Bazı şirketlerde eğitim sonuçlarının değerlendirilmesinde sadece katılımcıların fikri dikkate alınırken, bazılarında da rakamlar; yani yapılan yatırımın geri dönüşü baz alınıyor. Peki, bu iki değerlendirme yöntemini bir araya getirerek şirketin gerçekten kullanabileceği bir veriye dönüştürmek mümkün olabilir mi? Aslında bazı araştırmalara göre bu tür değerlendirmeler gerçek resmin tamamının görülmesine daha kolay yardımcı olabiliyor. 
Peki, organizasyonlar harcadıkları emek ve paranın karşılığını alıp almadıklarını nasıl bilebilir? Ya eğitim birimleri ya da kurumları, organizasyon için gerçekten katma değer yaratıp yaratmadıklarını nasıl öğrenebilir? Pek çok eğitim kurumu ve organizasyon bu soruyu; “gerekli bilgiye eğitim sonuçlarının değerlendirilmesiyle ulaşılacağı” şeklinde yanıtlayacaktır. Evet, başarılı bir eğitim sürecinin anahtarı gerçekçi bir eğitim ihtiyaç analizinde yatar. Ancak başarı, değerlendirmeyle ölçülür.

Şirketler, çalışanların kurumsal ve bireysel hedefleri gerçekleştirebilmesi için gerekli olan becerileri kazanması amacıyla büyük paralar harcıyor. Kurum içi ya da dışı eğitimler; çalışanların bu becerilerle donanmasının sağlanması için en çok emek sarf edilen alanların başında geliyor.

Eğitim sonuçlarının değerlendirilmesi ne kadar etkili bir araçtır? 

Öncelikle, değerlendirmenin gerçekten etkili olabilmesi için tüm eğitim fonksiyonunu kapsaması gerekiyor. Çünkü değerlendirme önyargılarla dolu bir barometreye benzer. Sadece belirli bölümlerin; örneğin eğitimi alan kişilerin öğrendiklerinin, eğitimcinin yeterliliklerinin ya da programın başarısının değerlendirilmesi resmin tamamı hakkında bir fikir vermeyebilir. Peki, bunun sebebi ne olabilir? 

Değerlendirme için gerekli olan veriler, genellikle eğitim sürecinin içinde yer alan kişilerden toplanabilir. Ancak, eğitilen kişi öğrenmemiş sanılmak endişesi taşıdığı; eğitimci, işinin gerektirdiği yeterliliklere sahip biri olduğunu kanıtlamak istediği ve eğitim müdürü gerçek bir problem çözücü gibi görünmek istediği için doğru verilerin toplanmasında zaman zaman sorunlar yaşanabilir.

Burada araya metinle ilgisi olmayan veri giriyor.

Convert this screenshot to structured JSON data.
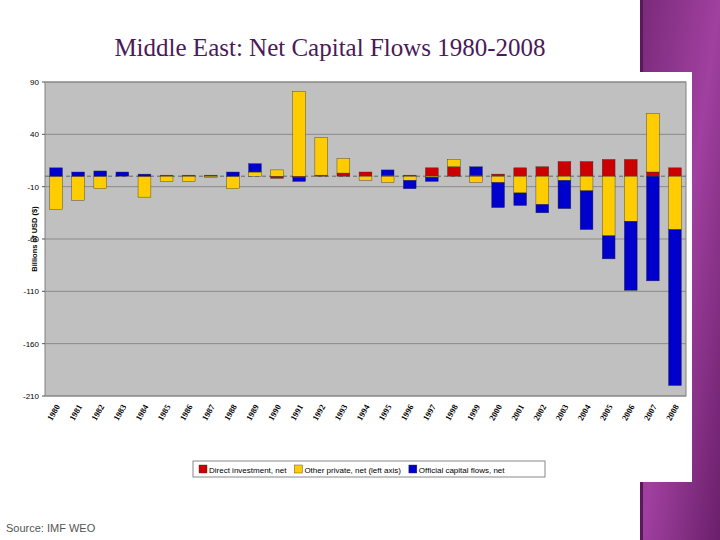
{
  "chart_data": {
    "type": "bar",
    "stacked": true,
    "title": "Middle East: Net Capital Flows 1980-2008",
    "y_label": "Billions of USD ($)",
    "source": "Source: IMF WEO",
    "categories": [
      "1980",
      "1981",
      "1982",
      "1983",
      "1984",
      "1985",
      "1986",
      "1987",
      "1988",
      "1989",
      "1990",
      "1991",
      "1992",
      "1993",
      "1994",
      "1995",
      "1996",
      "1997",
      "1998",
      "1999",
      "2000",
      "2001",
      "2002",
      "2003",
      "2004",
      "2005",
      "2006",
      "2007",
      "2008"
    ],
    "series": [
      {
        "name": "Direct investment, net",
        "color": "#cc0000",
        "values": [
          0,
          0,
          0,
          0,
          0,
          1,
          1,
          1,
          0,
          0,
          -2,
          -1,
          1,
          3,
          4,
          1,
          1,
          8,
          9,
          1,
          2,
          8,
          9,
          14,
          14,
          16,
          16,
          4,
          8
        ]
      },
      {
        "name": "Other private, net (left axis)",
        "color": "#ffcc00",
        "values": [
          -32,
          -23,
          -12,
          0,
          -20,
          -5,
          -5,
          -1,
          -12,
          4,
          6,
          81,
          36,
          14,
          -4,
          -6,
          -4,
          -1,
          7,
          -6,
          -6,
          -16,
          -27,
          -4,
          -14,
          -57,
          -43,
          56,
          -51
        ]
      },
      {
        "name": "Official capital flows, net",
        "color": "#0000cc",
        "values": [
          8,
          4,
          5,
          4,
          2,
          0,
          0,
          0,
          4,
          8,
          0,
          -4,
          0,
          0,
          0,
          5,
          -8,
          -4,
          0,
          8,
          -24,
          -12,
          -8,
          -27,
          -37,
          -22,
          -66,
          -100,
          -149
        ]
      }
    ],
    "ylim": [
      -210,
      90
    ],
    "yticks": [
      90,
      40,
      -10,
      -60,
      -110,
      -160,
      -210
    ],
    "grid": true,
    "legend": "bottom"
  }
}
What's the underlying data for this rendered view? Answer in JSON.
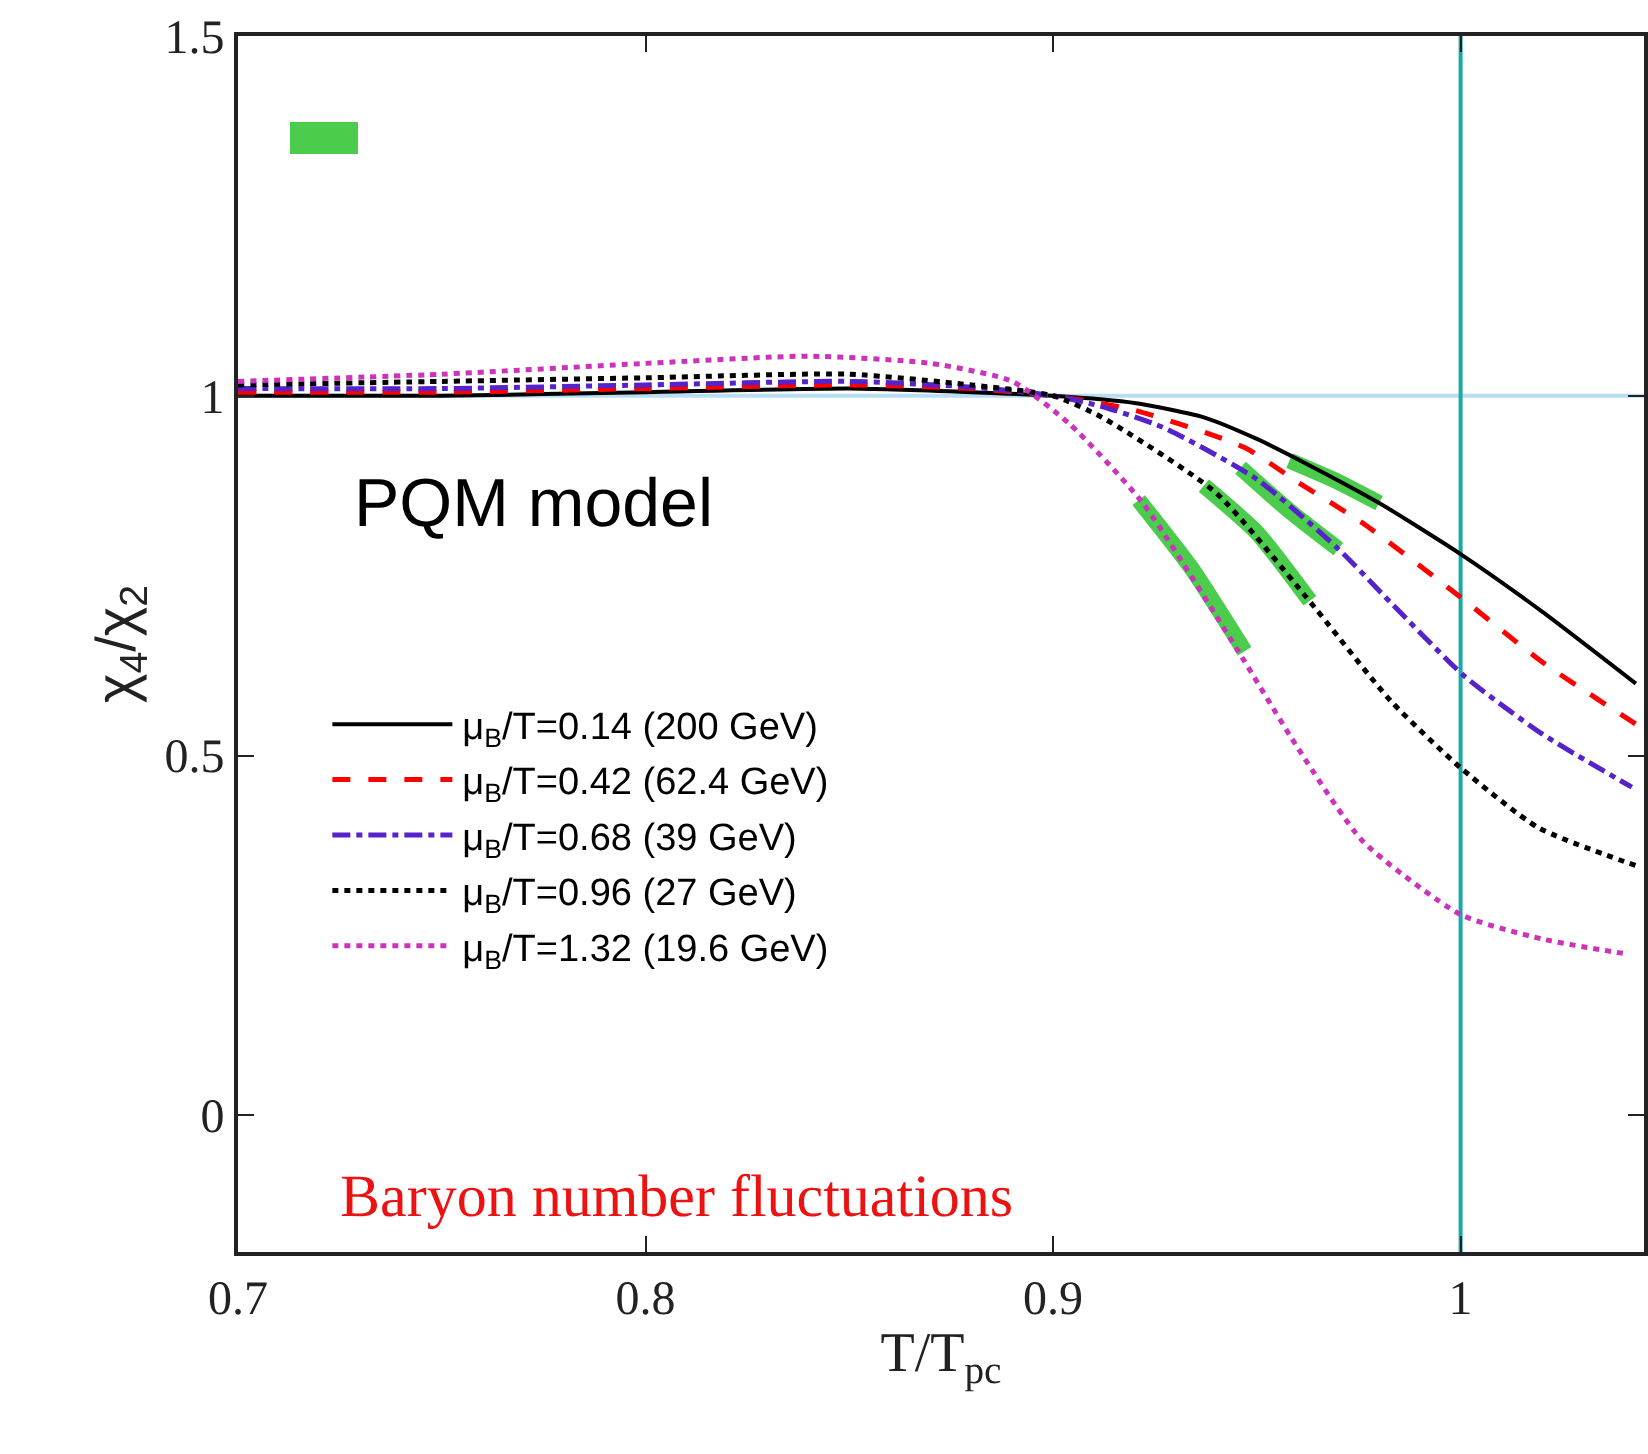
{
  "chart_data": {
    "type": "line",
    "xlabel": "T/T$_{pc}$",
    "ylabel": "χ$_{4}$/χ$_{2}$",
    "xlim": [
      0.7,
      1.045
    ],
    "xticks": [
      0.7,
      0.8,
      0.9,
      1
    ],
    "ylim": [
      -0.19,
      1.5
    ],
    "yticks": [
      0,
      0.5,
      1,
      1.5
    ],
    "grid": false,
    "legend": "left",
    "series": [
      {
        "name": "μ$_{B}$/T=0.14 (200 GeV)",
        "color": "#000000",
        "line_style": "solid",
        "x": [
          0.7,
          0.75,
          0.8,
          0.85,
          0.88,
          0.9,
          0.92,
          0.937,
          0.95,
          0.962,
          0.98,
          1.0,
          1.02,
          1.043
        ],
        "values": [
          1.0,
          1.0,
          1.005,
          1.01,
          1.005,
          1.0,
          0.99,
          0.97,
          0.94,
          0.906,
          0.851,
          0.78,
          0.7,
          0.6
        ]
      },
      {
        "name": "μ$_{B}$/T=0.42 (62.4 GeV)",
        "color": "#ff0000",
        "line_style": "dashed",
        "x": [
          0.7,
          0.75,
          0.8,
          0.85,
          0.88,
          0.9,
          0.92,
          0.947,
          0.96,
          0.976,
          1.0,
          1.02,
          1.044
        ],
        "values": [
          1.005,
          1.005,
          1.01,
          1.015,
          1.01,
          1.0,
          0.98,
          0.928,
          0.88,
          0.823,
          0.72,
          0.63,
          0.54
        ]
      },
      {
        "name": "μ$_{B}$/T=0.68 (39 GeV)",
        "color": "#5522cc",
        "line_style": "dashdot",
        "x": [
          0.7,
          0.75,
          0.8,
          0.85,
          0.88,
          0.9,
          0.912,
          0.927,
          0.95,
          0.97,
          0.985,
          1.001,
          1.02,
          1.042
        ],
        "values": [
          1.01,
          1.01,
          1.015,
          1.02,
          1.012,
          1.0,
          0.985,
          0.956,
          0.884,
          0.787,
          0.7,
          0.61,
          0.53,
          0.456
        ]
      },
      {
        "name": "μ$_{B}$/T=0.96 (27 GeV)",
        "color": "#000000",
        "line_style": "dotted",
        "x": [
          0.7,
          0.75,
          0.8,
          0.85,
          0.88,
          0.9,
          0.912,
          0.94,
          0.962,
          0.983,
          1.0,
          1.019,
          1.044
        ],
        "values": [
          1.015,
          1.02,
          1.025,
          1.03,
          1.015,
          1.0,
          0.97,
          0.865,
          0.721,
          0.575,
          0.483,
          0.4,
          0.345
        ]
      },
      {
        "name": "μ$_{B}$/T=1.32 (19.6 GeV)",
        "color": "#cc33bb",
        "line_style": "dotted",
        "x": [
          0.7,
          0.75,
          0.8,
          0.84,
          0.87,
          0.89,
          0.904,
          0.922,
          0.945,
          0.96,
          0.976,
          1.0,
          1.02,
          1.041
        ],
        "values": [
          1.02,
          1.03,
          1.045,
          1.055,
          1.045,
          1.02,
          0.961,
          0.851,
          0.649,
          0.511,
          0.381,
          0.279,
          0.245,
          0.224
        ]
      },
      {
        "color": "#4ccc4c",
        "line_style": "solid",
        "x": [
          0.921,
          0.934,
          0.947
        ],
        "values": [
          0.855,
          0.76,
          0.645
        ]
      },
      {
        "color": "#4ccc4c",
        "line_style": "solid",
        "x": [
          0.937,
          0.95,
          0.963
        ],
        "values": [
          0.875,
          0.81,
          0.715
        ]
      },
      {
        "color": "#4ccc4c",
        "line_style": "solid",
        "x": [
          0.946,
          0.958,
          0.97
        ],
        "values": [
          0.9,
          0.84,
          0.787
        ]
      },
      {
        "color": "#4ccc4c",
        "line_style": "solid",
        "x": [
          0.958,
          0.969,
          0.98
        ],
        "values": [
          0.91,
          0.883,
          0.851
        ]
      }
    ],
    "ref_lines": [
      {
        "axis": "y",
        "value": 1,
        "color": "#b8def5"
      },
      {
        "axis": "x",
        "value": 1,
        "color": "#1aa8a8"
      }
    ],
    "annotations": [
      "PQM model",
      "Baryon number fluctuations"
    ]
  }
}
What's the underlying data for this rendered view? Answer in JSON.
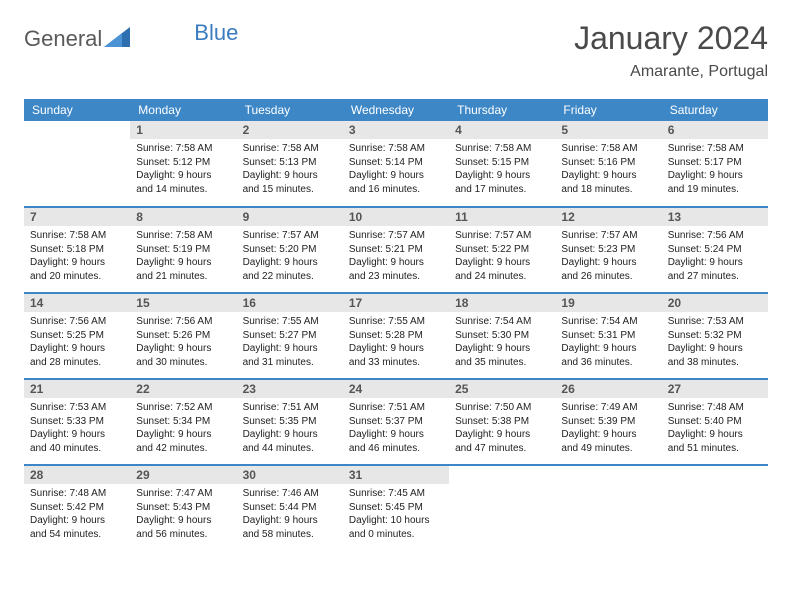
{
  "logo": {
    "t1": "General",
    "t2": "Blue"
  },
  "title": "January 2024",
  "subtitle": "Amarante, Portugal",
  "colors": {
    "header_bg": "#3d87c7",
    "header_fg": "#ffffff",
    "daynum_bg": "#e7e7e7",
    "rule": "#3d87c7",
    "title_color": "#4a4a4a"
  },
  "weekdays": [
    "Sunday",
    "Monday",
    "Tuesday",
    "Wednesday",
    "Thursday",
    "Friday",
    "Saturday"
  ],
  "start_offset": 1,
  "days": [
    {
      "n": 1,
      "sr": "7:58 AM",
      "ss": "5:12 PM",
      "dl": "9 hours and 14 minutes."
    },
    {
      "n": 2,
      "sr": "7:58 AM",
      "ss": "5:13 PM",
      "dl": "9 hours and 15 minutes."
    },
    {
      "n": 3,
      "sr": "7:58 AM",
      "ss": "5:14 PM",
      "dl": "9 hours and 16 minutes."
    },
    {
      "n": 4,
      "sr": "7:58 AM",
      "ss": "5:15 PM",
      "dl": "9 hours and 17 minutes."
    },
    {
      "n": 5,
      "sr": "7:58 AM",
      "ss": "5:16 PM",
      "dl": "9 hours and 18 minutes."
    },
    {
      "n": 6,
      "sr": "7:58 AM",
      "ss": "5:17 PM",
      "dl": "9 hours and 19 minutes."
    },
    {
      "n": 7,
      "sr": "7:58 AM",
      "ss": "5:18 PM",
      "dl": "9 hours and 20 minutes."
    },
    {
      "n": 8,
      "sr": "7:58 AM",
      "ss": "5:19 PM",
      "dl": "9 hours and 21 minutes."
    },
    {
      "n": 9,
      "sr": "7:57 AM",
      "ss": "5:20 PM",
      "dl": "9 hours and 22 minutes."
    },
    {
      "n": 10,
      "sr": "7:57 AM",
      "ss": "5:21 PM",
      "dl": "9 hours and 23 minutes."
    },
    {
      "n": 11,
      "sr": "7:57 AM",
      "ss": "5:22 PM",
      "dl": "9 hours and 24 minutes."
    },
    {
      "n": 12,
      "sr": "7:57 AM",
      "ss": "5:23 PM",
      "dl": "9 hours and 26 minutes."
    },
    {
      "n": 13,
      "sr": "7:56 AM",
      "ss": "5:24 PM",
      "dl": "9 hours and 27 minutes."
    },
    {
      "n": 14,
      "sr": "7:56 AM",
      "ss": "5:25 PM",
      "dl": "9 hours and 28 minutes."
    },
    {
      "n": 15,
      "sr": "7:56 AM",
      "ss": "5:26 PM",
      "dl": "9 hours and 30 minutes."
    },
    {
      "n": 16,
      "sr": "7:55 AM",
      "ss": "5:27 PM",
      "dl": "9 hours and 31 minutes."
    },
    {
      "n": 17,
      "sr": "7:55 AM",
      "ss": "5:28 PM",
      "dl": "9 hours and 33 minutes."
    },
    {
      "n": 18,
      "sr": "7:54 AM",
      "ss": "5:30 PM",
      "dl": "9 hours and 35 minutes."
    },
    {
      "n": 19,
      "sr": "7:54 AM",
      "ss": "5:31 PM",
      "dl": "9 hours and 36 minutes."
    },
    {
      "n": 20,
      "sr": "7:53 AM",
      "ss": "5:32 PM",
      "dl": "9 hours and 38 minutes."
    },
    {
      "n": 21,
      "sr": "7:53 AM",
      "ss": "5:33 PM",
      "dl": "9 hours and 40 minutes."
    },
    {
      "n": 22,
      "sr": "7:52 AM",
      "ss": "5:34 PM",
      "dl": "9 hours and 42 minutes."
    },
    {
      "n": 23,
      "sr": "7:51 AM",
      "ss": "5:35 PM",
      "dl": "9 hours and 44 minutes."
    },
    {
      "n": 24,
      "sr": "7:51 AM",
      "ss": "5:37 PM",
      "dl": "9 hours and 46 minutes."
    },
    {
      "n": 25,
      "sr": "7:50 AM",
      "ss": "5:38 PM",
      "dl": "9 hours and 47 minutes."
    },
    {
      "n": 26,
      "sr": "7:49 AM",
      "ss": "5:39 PM",
      "dl": "9 hours and 49 minutes."
    },
    {
      "n": 27,
      "sr": "7:48 AM",
      "ss": "5:40 PM",
      "dl": "9 hours and 51 minutes."
    },
    {
      "n": 28,
      "sr": "7:48 AM",
      "ss": "5:42 PM",
      "dl": "9 hours and 54 minutes."
    },
    {
      "n": 29,
      "sr": "7:47 AM",
      "ss": "5:43 PM",
      "dl": "9 hours and 56 minutes."
    },
    {
      "n": 30,
      "sr": "7:46 AM",
      "ss": "5:44 PM",
      "dl": "9 hours and 58 minutes."
    },
    {
      "n": 31,
      "sr": "7:45 AM",
      "ss": "5:45 PM",
      "dl": "10 hours and 0 minutes."
    }
  ],
  "labels": {
    "sunrise": "Sunrise:",
    "sunset": "Sunset:",
    "daylight": "Daylight:"
  }
}
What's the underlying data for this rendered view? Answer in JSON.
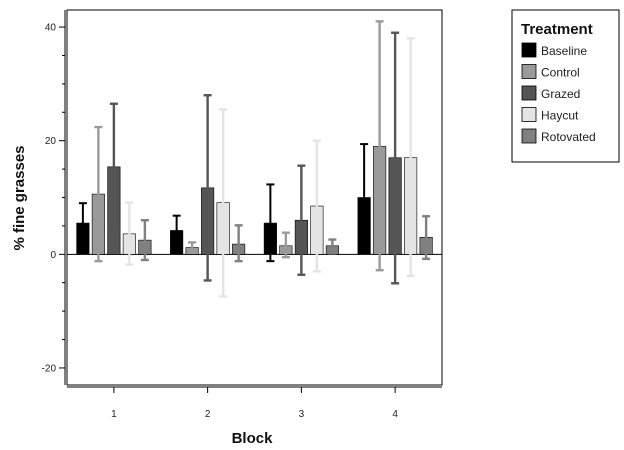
{
  "chart_data": {
    "type": "bar",
    "xlabel": "Block",
    "ylabel": "% fine grasses",
    "categories": [
      "1",
      "2",
      "3",
      "4"
    ],
    "ylim": [
      -23,
      43
    ],
    "yticks": [
      -20,
      0,
      20,
      40
    ],
    "error_bars": true,
    "legend": {
      "title": "Treatment",
      "position": "top-right"
    },
    "series": [
      {
        "name": "Baseline",
        "color": "#000000",
        "values": [
          5.5,
          4.2,
          5.5,
          10.0
        ],
        "err_low": [
          2.0,
          2.1,
          -1.2,
          1.0
        ],
        "err_high": [
          9.0,
          6.8,
          12.3,
          19.4
        ]
      },
      {
        "name": "Control",
        "color": "#9a9a9a",
        "values": [
          10.6,
          1.2,
          1.5,
          19.0
        ],
        "err_low": [
          -1.2,
          0.3,
          -0.5,
          -2.8
        ],
        "err_high": [
          22.4,
          2.1,
          3.8,
          41.0
        ]
      },
      {
        "name": "Grazed",
        "color": "#555555",
        "values": [
          15.4,
          11.7,
          6.0,
          17.0
        ],
        "err_low": [
          4.3,
          -4.6,
          -3.6,
          -5.1
        ],
        "err_high": [
          26.5,
          28.0,
          15.6,
          39.0
        ]
      },
      {
        "name": "Haycut",
        "color": "#e4e4e4",
        "values": [
          3.6,
          9.1,
          8.5,
          17.0
        ],
        "err_low": [
          -1.8,
          -7.4,
          -3.0,
          -3.8
        ],
        "err_high": [
          9.1,
          25.5,
          20.0,
          38.0
        ]
      },
      {
        "name": "Rotovated",
        "color": "#808080",
        "values": [
          2.5,
          1.8,
          1.5,
          3.0
        ],
        "err_low": [
          -1.0,
          -1.2,
          0.2,
          -0.8
        ],
        "err_high": [
          6.0,
          5.1,
          2.6,
          6.7
        ]
      }
    ]
  }
}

Bu endişe ve baskılar da değerlendirme sürecinin sonuçlarına olumsuz etki edebilir. 

Bu nedenle, öncelikle en doğru verilerin toplanabilmesi için bazı soruların yanıtlarını bulmak gerekiyor. Değerlendirme sürecinde aslında basit bir biçimde şu soruların yanıtı aranır: Eğitimi alan kişi bir şey öğrendi mi? Eğitim, sürece katılan kişinin organizasyona katkısının artmasına neden oldu mu? Bu katkının sağlanabilmesi için (eğitim dışında) daha ucuz ve etkili bir seçenek var mıydı? 

Bu soruların yanıtlarının olabildiğince objektif olarak elde edilebilmesi için veri toplama ve test edilme aşamasının da iyice değerlendirilmesi gerekir. Aynı bilgi farklı kaynaklardan toplanabilir, birden fazla kere kontrol edilebilir; ancak bunun da zaman ve para kaybına neden olabileceğini unutmamak gerekir. 

Her şeyden önce eğitimi veren kişi şirketteki karar aracıları araştırmalı. Bu kişiler eğitim programı hakkında son sözü söyleme hakkına sahip olduğu için değerlendirme sonuçları da onları ilgilendirecektir. Doğru kişilerle eğitimin öncesinde bağlantı kurmak etkili iletişim kurulmasının yolunu açacaktır. 

Organizasyondaki karar vericilerin program hakkında bilmek istedikleri ve bu bilgiyi nasıl kullanacaklarını araştırmak da önemlidir. 

Eğitimciler, gerçekten neye ihtiyaç duyduklarını öğrenmek için karar alıcılar ile bir araya gelerek en önemli ve gerçekçi bilgilere ulaşabilir. Eğitimcilerin niteliksel ve niceliksel veri toplaması da organizasyonun gerçek ihtiyaçları hakkında gerekli bilgilerin oluşturulmasını sağlayacaktır.

Niteliksel verilere mülakatlar yapılarak, anketler verilerek, çalışanların öyküleri incelenerek ulaşılabilir. Böylece eğitimin görev başında nasıl kullanılabileceği netlik kazanır. Niceliksel veriler ise genellikle rakamları içerdiği için şirket verimliliği ölçülerek ya da araştırmalar yapılarak elde edilebilir. 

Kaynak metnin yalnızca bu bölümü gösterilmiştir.